To allow the results of a computation to be shared between each dataset, both datasets were processed to contain the same segment or category labels using a common segmentation method supported by both datasets.

Figure 2: Aggregated insights generated from the retailer dataset are added to the Market-View Dataset

The processing shown in Figure 2 has the following steps:

Both datasets are anonymised and stored separately.
Relevant segment definitions are validated in each dataset, to find categories of data which are common to each dataset (eg spending frequency, if both dataset have transaction timestamps).
Each dataset is segmented using the common segmentation model.
Groups of interest are identified within the market-view dataset.
Insights for the groups of interest are generated and returned to PriceSavvy.

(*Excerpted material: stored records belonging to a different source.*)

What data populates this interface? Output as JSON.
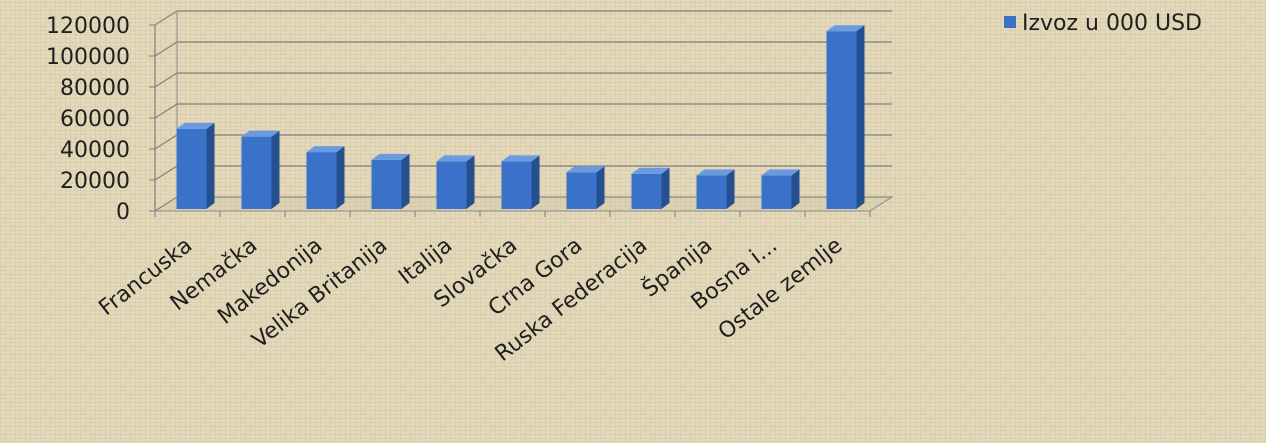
{
  "chart_data": {
    "type": "bar",
    "title": "",
    "xlabel": "",
    "ylabel": "",
    "categories": [
      "Francuska",
      "Nemačka",
      "Makedonija",
      "Velika Britanija",
      "Italija",
      "Slovačka",
      "Crna Gora",
      "Ruska Federacija",
      "Španija",
      "Bosna i...",
      "Ostale zemlje"
    ],
    "series": [
      {
        "name": "Izvoz u 000 USD",
        "values": [
          53000,
          48000,
          38000,
          33000,
          32000,
          32000,
          25000,
          24000,
          23000,
          23000,
          116000
        ]
      }
    ],
    "ylim": [
      0,
      120000
    ],
    "yticks": [
      0,
      20000,
      40000,
      60000,
      80000,
      100000,
      120000
    ],
    "grid": true,
    "legend_position": "top-right",
    "bar_color": "#3b72c9",
    "bar_side_color": "#24508f",
    "bar_top_color": "#6b9ae0"
  }
}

This approach achieves the required purposes of the processing while using anonymised data.

Technical and organisational measures

The TTP solely determines the means of anonymising the data. In order to ensure the datasets were effectively anonymised prior to processing, the TTP uses technical and organisational measures to reduce identifiability risk to a sufficiently remote level. These measures prevent access to the row-level data used in the processing by any of the participating parties. These measures include role-based access controls and contractual controls to make sure that no re-identification or enhancement of the row-level detail of either dataset can occur via joining or merging. Furthermore, to ensure effective anonymisation, the following steps were also carried out:

Prior to transfer to the TTP, both Market Insight and PriceSavvy remove or tokenise all known direct identifiers from the source data. They use an appropriate one-way hash function and a secret salt value.
The TTP performs tokenisation again using a separate secret salt value to further reduce the risk of re-identification.
PriceSavvy, Market Lens and the TTP all delete the original copies of the datasets so they cannot be matched to the double-hashed versions.
The TTP performs an identifiability risk assessment of the double-hashed dataset, to find and remove:
- residual direct identifiers (eg phone numbers, credit card numbers, email addresses); and
- indirect identifiers (ie which could be linked back to an original event or person) (eg date, time, location, basket contents and transaction amount).
The TTP applies further technical measures to fields with the highest level of re-identification risk. The TTP chooses techniques based on type of re-identification risk, the data type and the desired analytical use of the field. For example:
- hashing (SHA256, SHA512) with salt value, if available, facilitates longitudinal analysis;
- format-preserving encryption, preserves a portion of the input value required for analysis with encryption applied to the remainder; and
- other techniques can be applied at this stage include redaction, masking, generalisation, rounding, and noise addition.
The TTP carries out motivated intruder testing to confirm that people cannot be identified.
The resulting dataset is stored separately using appropriate technical and organisational measures.

Outcomes

The technical and organisational measures used in the processing ensure that the resulting dataset is effectively anonymised. The use of anonymised data allows PriceSavvy to fulfil their purpose of learning valuable insights from the data, in order to drive forward improved marketing campaigns without using personal data during the analysis.